Etre vigilant en permanence
Sur le fond, l’objectif était de rendre les agents vigilants en permanence sur la question des discriminations. Des discriminations qui - comme une simple visite du camp des Mille suffit à le faire comprendre - peuvent avoir des conséquences dramatiques dans une administration qui ne serait pas au clair sur ses principes et valeurs .  

L’autre objectif de la MEL était de sensibiliser largement pour obtenir un effet de masse critique et de construire une culture de la lutte contre les discriminations. Depuis la première session en 2017, 250 agents ont déjà suivi le stage et il est prévu que 600 agents soient formés d’ici 3 ans. L’intérêt de la formation proposée par le camp des Milles est de ne pas se limiter à la seule question de la discrimination mais aussi d’aborder la lutte contre le racisme, la xénophobie et au-delà, contre toute forme de radicalisme. 

Piqûre de rappel
Un an après chaque session, les agents sont réunis à la cité miroir de Liège (un autre lieu d’exception mis au service de la mémoire) et ouvrent les « testaments » dans lequel ils se sont engagés vis-à-vis d’eux même à changer concrètement les choses, un an après. Un rendez-vous avec soi-même qui permet de vérifier qu’ils sont bien dans une posture d’acteur, toujours attentif. La MEL prévoit également d’organiser un événement réunissant toute la « communauté du camp des milles » afin d'encourager ces agents désormais conscients et vigilants à s'affirmer comme ambassadeurs de la lutte contre les discriminations auprès de leurs collègues.

 

La formation au Camp des Milles, co-construite avec le CNFPT, est emblématique du travail sur les valeurs que la métropole européenne de Lille (MEL) place au cœur de son projet d'administration. Entretien avec Bruno Cassette, DGS de la MEL.

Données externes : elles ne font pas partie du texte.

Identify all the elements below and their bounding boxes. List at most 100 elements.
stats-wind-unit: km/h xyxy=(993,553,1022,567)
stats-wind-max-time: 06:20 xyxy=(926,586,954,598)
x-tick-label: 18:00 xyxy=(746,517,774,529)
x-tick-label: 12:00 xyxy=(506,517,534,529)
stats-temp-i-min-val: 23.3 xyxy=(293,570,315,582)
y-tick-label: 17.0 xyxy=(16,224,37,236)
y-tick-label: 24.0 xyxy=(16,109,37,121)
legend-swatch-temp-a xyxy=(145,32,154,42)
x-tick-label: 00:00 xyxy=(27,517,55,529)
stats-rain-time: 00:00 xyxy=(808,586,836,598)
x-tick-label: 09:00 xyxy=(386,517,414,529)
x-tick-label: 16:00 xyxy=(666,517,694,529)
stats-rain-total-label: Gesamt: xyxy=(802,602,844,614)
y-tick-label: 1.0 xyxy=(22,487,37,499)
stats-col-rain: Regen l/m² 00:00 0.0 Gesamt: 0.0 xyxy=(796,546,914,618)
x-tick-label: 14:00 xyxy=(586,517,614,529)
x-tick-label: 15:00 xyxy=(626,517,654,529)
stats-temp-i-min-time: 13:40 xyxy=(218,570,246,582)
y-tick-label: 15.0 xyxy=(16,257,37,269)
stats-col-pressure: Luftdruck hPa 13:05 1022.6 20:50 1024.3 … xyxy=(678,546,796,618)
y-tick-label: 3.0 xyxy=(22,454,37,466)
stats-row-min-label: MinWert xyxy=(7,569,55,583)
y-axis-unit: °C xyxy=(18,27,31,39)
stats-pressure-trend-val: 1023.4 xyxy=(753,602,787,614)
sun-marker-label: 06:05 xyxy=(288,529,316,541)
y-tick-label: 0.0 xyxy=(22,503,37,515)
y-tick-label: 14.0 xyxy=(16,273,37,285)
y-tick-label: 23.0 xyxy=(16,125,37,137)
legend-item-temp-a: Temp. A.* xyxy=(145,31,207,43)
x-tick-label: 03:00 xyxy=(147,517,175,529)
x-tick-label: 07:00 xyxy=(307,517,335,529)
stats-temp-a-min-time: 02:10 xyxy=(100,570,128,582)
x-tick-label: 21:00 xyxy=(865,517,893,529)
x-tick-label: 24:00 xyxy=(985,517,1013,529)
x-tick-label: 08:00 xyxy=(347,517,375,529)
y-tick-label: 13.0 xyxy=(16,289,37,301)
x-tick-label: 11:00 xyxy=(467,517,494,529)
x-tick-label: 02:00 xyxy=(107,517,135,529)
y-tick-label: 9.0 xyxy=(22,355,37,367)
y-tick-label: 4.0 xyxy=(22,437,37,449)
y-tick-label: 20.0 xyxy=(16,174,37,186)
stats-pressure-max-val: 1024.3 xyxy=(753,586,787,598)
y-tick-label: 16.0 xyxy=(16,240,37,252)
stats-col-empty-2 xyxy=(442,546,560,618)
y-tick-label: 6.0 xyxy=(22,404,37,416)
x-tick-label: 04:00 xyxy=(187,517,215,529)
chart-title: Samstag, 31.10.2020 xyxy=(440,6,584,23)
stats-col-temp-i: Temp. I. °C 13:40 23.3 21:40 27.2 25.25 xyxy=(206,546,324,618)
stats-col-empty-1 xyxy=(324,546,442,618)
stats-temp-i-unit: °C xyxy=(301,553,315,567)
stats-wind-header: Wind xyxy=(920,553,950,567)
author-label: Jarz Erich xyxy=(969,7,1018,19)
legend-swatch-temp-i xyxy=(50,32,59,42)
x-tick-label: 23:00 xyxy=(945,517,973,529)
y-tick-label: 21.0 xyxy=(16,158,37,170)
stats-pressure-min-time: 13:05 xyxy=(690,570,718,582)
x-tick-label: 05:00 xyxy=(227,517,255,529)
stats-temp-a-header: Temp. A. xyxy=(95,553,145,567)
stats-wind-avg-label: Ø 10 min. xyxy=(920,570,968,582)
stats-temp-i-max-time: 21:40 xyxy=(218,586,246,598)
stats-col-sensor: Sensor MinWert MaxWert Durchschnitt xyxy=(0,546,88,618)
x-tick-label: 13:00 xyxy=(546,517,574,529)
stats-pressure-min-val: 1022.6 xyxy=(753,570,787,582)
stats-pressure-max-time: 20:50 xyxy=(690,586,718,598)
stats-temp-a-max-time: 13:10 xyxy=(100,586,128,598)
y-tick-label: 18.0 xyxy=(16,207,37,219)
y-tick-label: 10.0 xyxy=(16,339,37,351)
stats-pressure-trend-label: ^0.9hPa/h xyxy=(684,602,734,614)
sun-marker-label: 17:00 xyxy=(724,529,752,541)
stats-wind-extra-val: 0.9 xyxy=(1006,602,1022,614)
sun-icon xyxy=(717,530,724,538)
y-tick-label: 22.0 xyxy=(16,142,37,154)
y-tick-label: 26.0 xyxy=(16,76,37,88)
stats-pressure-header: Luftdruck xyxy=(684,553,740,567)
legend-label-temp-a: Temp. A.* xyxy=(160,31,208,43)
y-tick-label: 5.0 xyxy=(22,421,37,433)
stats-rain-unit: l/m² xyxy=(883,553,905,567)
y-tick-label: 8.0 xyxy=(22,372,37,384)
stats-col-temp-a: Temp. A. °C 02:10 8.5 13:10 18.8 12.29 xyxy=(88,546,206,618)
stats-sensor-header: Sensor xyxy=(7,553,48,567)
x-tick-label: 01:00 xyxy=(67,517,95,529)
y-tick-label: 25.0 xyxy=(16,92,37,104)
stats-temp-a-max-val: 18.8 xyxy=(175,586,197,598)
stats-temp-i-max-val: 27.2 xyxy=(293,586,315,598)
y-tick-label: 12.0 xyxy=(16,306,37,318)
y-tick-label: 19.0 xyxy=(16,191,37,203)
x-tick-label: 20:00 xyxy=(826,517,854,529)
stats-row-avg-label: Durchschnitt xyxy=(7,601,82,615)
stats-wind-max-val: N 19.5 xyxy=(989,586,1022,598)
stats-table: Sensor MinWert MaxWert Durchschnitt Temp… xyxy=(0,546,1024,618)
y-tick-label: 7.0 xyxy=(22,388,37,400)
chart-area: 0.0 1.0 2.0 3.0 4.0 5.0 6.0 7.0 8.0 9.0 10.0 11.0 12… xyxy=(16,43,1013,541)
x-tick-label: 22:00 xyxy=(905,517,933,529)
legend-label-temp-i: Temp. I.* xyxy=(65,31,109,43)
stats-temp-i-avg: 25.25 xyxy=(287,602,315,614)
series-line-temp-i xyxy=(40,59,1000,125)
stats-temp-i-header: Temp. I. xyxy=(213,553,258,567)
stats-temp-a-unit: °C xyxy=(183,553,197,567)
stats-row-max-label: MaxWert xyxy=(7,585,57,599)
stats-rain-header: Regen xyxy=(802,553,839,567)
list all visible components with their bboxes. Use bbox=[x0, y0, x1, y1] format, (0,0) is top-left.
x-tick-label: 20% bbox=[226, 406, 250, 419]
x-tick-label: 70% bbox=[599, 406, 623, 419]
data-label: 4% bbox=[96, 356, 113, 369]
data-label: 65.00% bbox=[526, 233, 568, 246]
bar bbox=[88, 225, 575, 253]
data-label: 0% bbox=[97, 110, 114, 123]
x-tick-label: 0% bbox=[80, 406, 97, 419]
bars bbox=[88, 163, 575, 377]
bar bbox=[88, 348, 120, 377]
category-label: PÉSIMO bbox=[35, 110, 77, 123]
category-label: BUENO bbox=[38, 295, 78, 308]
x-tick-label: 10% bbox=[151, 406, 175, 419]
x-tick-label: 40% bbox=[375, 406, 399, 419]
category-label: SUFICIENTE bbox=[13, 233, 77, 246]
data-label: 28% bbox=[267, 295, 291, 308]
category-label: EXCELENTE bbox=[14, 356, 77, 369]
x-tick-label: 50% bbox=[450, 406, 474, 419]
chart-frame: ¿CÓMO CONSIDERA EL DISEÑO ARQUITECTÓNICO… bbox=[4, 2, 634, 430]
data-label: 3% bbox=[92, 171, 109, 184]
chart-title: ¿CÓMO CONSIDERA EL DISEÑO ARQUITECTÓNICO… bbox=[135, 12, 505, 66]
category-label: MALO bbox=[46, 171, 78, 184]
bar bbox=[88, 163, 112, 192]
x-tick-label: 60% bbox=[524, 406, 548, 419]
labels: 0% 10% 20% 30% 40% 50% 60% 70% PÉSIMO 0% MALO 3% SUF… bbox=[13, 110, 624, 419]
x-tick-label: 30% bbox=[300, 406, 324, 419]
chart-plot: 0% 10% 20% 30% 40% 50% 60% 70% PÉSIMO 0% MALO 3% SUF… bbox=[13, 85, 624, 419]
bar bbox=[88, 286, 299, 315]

Pourquoi un tel engagement dans la lutte contre les discriminations pour la MEL ?
A l’origine, nous avions été interpellés par la montée du vote d’extrême droite dans notre région. Ce contexte posait la question de la position de l’administration, de sa capacité à être un acteur conscient et porteur de valeurs dans l’espace public. La formation sur les discriminations, comme toute réflexion sur nos valeurs, renforce cette capacité à jouer pleinement notre rôle. C’est en étant constamment au clair avec nos valeurs et principes que nous serons en mesure de répondre aux demandes des citoyens qui au-delà de l’exigence d’une offre de services publics de qualité, veulent aujourd’hui prendre part pleinement au processus de décision politique.

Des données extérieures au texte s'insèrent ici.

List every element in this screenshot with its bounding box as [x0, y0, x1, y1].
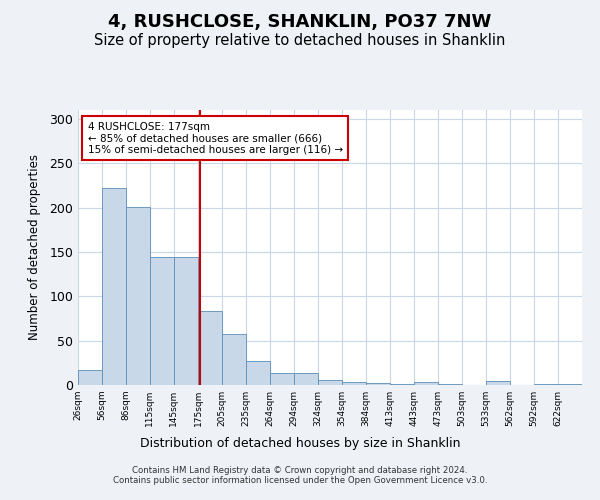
Text: Contains HM Land Registry data © Crown copyright and database right 2024.
Contai: Contains HM Land Registry data © Crown c… — [113, 466, 487, 485]
Bar — [78, 370, 102, 385]
Text: Size of property relative to detached houses in Shanklin: Size of property relative to detached ho… — [94, 32, 506, 48]
Bar — [414, 382, 438, 385]
Bar — [389, 384, 414, 385]
Bar — [127, 206, 149, 385]
Text: Distribution of detached houses by size in Shanklin: Distribution of detached houses by size … — [140, 438, 460, 450]
Y-axis label: Number of detached properties: Number of detached properties — [28, 154, 41, 340]
Bar — [318, 380, 342, 385]
Bar — [438, 384, 462, 385]
Bar — [342, 382, 366, 385]
Bar — [102, 188, 127, 385]
Bar — [486, 382, 509, 385]
Bar — [198, 312, 222, 385]
Bar — [174, 258, 198, 385]
Bar — [294, 374, 318, 385]
Text: 4, RUSHCLOSE, SHANKLIN, PO37 7NW: 4, RUSHCLOSE, SHANKLIN, PO37 7NW — [109, 12, 491, 30]
Bar — [269, 372, 294, 385]
Bar — [246, 361, 269, 385]
Bar — [366, 383, 389, 385]
Bar — [533, 384, 558, 385]
Bar — [222, 334, 246, 385]
Text: 4 RUSHCLOSE: 177sqm
← 85% of detached houses are smaller (666)
15% of semi-detac: 4 RUSHCLOSE: 177sqm ← 85% of detached ho… — [88, 122, 343, 154]
Bar — [149, 258, 174, 385]
Bar — [558, 384, 582, 385]
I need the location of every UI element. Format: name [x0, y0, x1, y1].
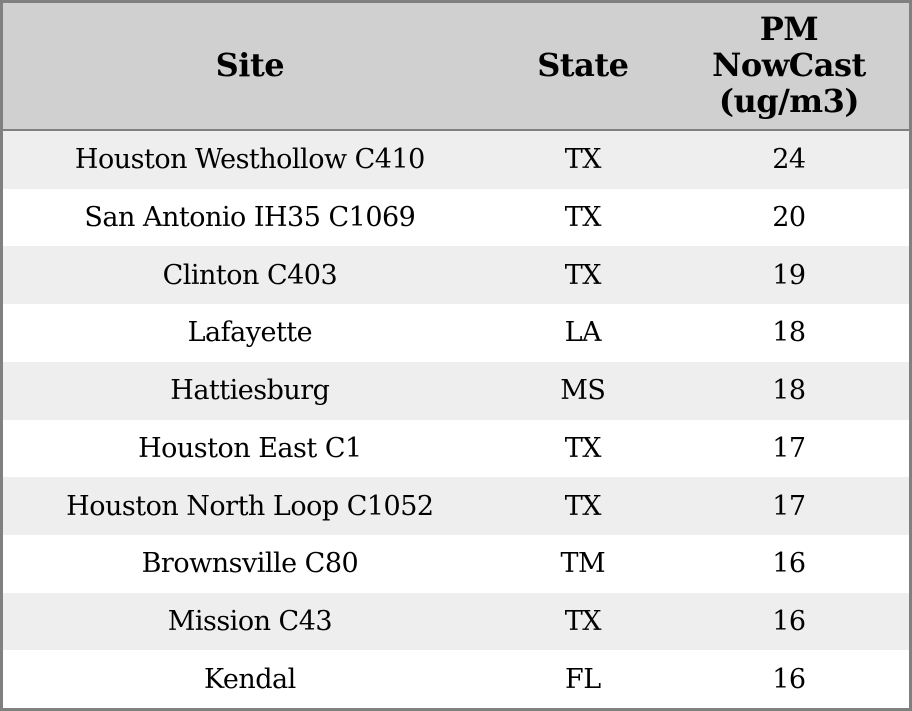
pm-cell: 17 [772, 490, 806, 522]
state-cell: MS [560, 375, 606, 407]
site-cell: Brownsville C80 [141, 548, 359, 580]
site-cell: Lafayette [187, 317, 313, 349]
state-cell: TX [564, 605, 602, 637]
table-row: Houston North Loop C1052 TX 17 [3, 477, 909, 535]
state-cell: TX [564, 144, 602, 176]
header-site: Site [215, 46, 285, 85]
site-cell: San Antonio IH35 C1069 [84, 202, 416, 234]
table-row: Lafayette LA 18 [3, 304, 909, 362]
site-cell: Clinton C403 [162, 259, 338, 291]
pm-cell: 24 [772, 144, 806, 176]
site-cell: Mission C43 [167, 605, 333, 637]
pm-cell: 18 [772, 317, 806, 349]
table-row: Hattiesburg MS 18 [3, 361, 909, 420]
table-row: Mission C43 TX 16 [3, 592, 909, 651]
header-pm-nowcast: PM NowCast (ug/m3) [712, 10, 866, 120]
header-state: State [537, 46, 629, 85]
pm-cell: 19 [772, 259, 806, 291]
site-cell: Houston Westhollow C410 [74, 144, 425, 176]
table-row: Kendal FL 16 [3, 650, 909, 709]
table-row: Brownsville C80 TM 16 [3, 534, 909, 593]
pm-cell: 16 [772, 663, 806, 695]
pm-cell: 20 [772, 202, 806, 234]
pm-cell: 17 [772, 432, 806, 464]
state-cell: TX [564, 259, 602, 291]
table-row: Houston Westhollow C410 TX 24 [3, 131, 909, 189]
state-cell: TM [560, 548, 606, 580]
table-row: Clinton C403 TX 19 [3, 246, 909, 305]
pm-cell: 16 [772, 605, 806, 637]
state-cell: TX [564, 490, 602, 522]
pm-cell: 18 [772, 375, 806, 407]
table-header-row: Site State PM NowCast (ug/m3) [3, 3, 909, 131]
state-cell: FL [564, 663, 601, 695]
site-cell: Kendal [203, 663, 296, 695]
site-cell: Houston North Loop C1052 [66, 490, 434, 522]
site-cell: Hattiesburg [170, 375, 330, 407]
state-cell: TX [564, 202, 602, 234]
state-cell: LA [564, 317, 602, 349]
site-cell: Houston East C1 [138, 432, 362, 464]
state-cell: TX [564, 432, 602, 464]
table-row: San Antonio IH35 C1069 TX 20 [3, 188, 909, 247]
table-row: Houston East C1 TX 17 [3, 419, 909, 478]
pm-cell: 16 [772, 548, 806, 580]
table-body: Houston Westhollow C410 TX 24 San Antoni… [3, 131, 909, 709]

N'est-ce pas d'abord aux élus d'affirmer les valeurs républicaines ?
Ils adhèrent évidemment à cette démarche ; le Président de la MEL, Damien CASTELAIN, s’est lui-même rendu au camp des Milles. A côté de l’engagement des élus, l'administration a sa propre responsabilité. En raison de sa permanence au-delà des renouvellements politiques. En raison de son histoire mais aussi de sa connaissance du territoire qui donne sa valeur ajoutée dans la mise en œuvre des politiques et services décidés par les élus. A l’heure où l’image des hommes et femmes politiques est hélas dégradée dans l’opinion publique, l’administration peut avoir un rôle à jouer, par son action, pour redonner de la crédibilité à l’action publique dans son ensemble, renforcer la réputation des pouvoirs publics et revigorer le modèle républicain.

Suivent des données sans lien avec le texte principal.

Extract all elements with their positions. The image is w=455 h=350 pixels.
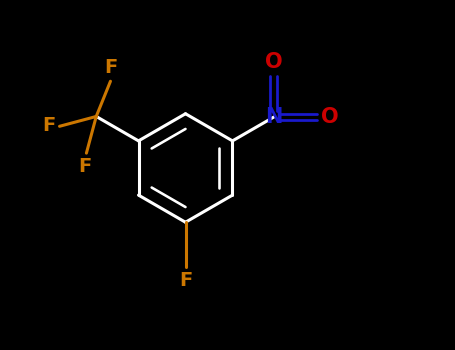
Text: F: F xyxy=(179,271,192,290)
Text: N: N xyxy=(265,107,283,127)
Text: O: O xyxy=(265,52,283,72)
Text: F: F xyxy=(105,58,118,77)
Text: O: O xyxy=(321,107,339,127)
Text: F: F xyxy=(42,116,56,135)
Text: F: F xyxy=(78,158,91,176)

Quel rôle joue la formation dans votre projet d’administration ?
La connaissance du monde et de son évolution, de même que la conscience des grands enjeux sont essentiels pour mieux positionner les politiques publiques par rapport à notre environnement. A cet égard, la formation est un atout qui contribue à la qualité d’un fonctionnaire et au-delà, à la sagacité d’un citoyen. C’est notre plan de formation pour les agents, notre capacité à les accompagner dans un cheminement intellectuel et un parcours professionnel qui est déterminant. Bâtir ces parcours est, selon moi, le premier travail d’une collectivité locale soucieuse de son « patrimoine humain », c’est en tout cas notre marque de fabrique.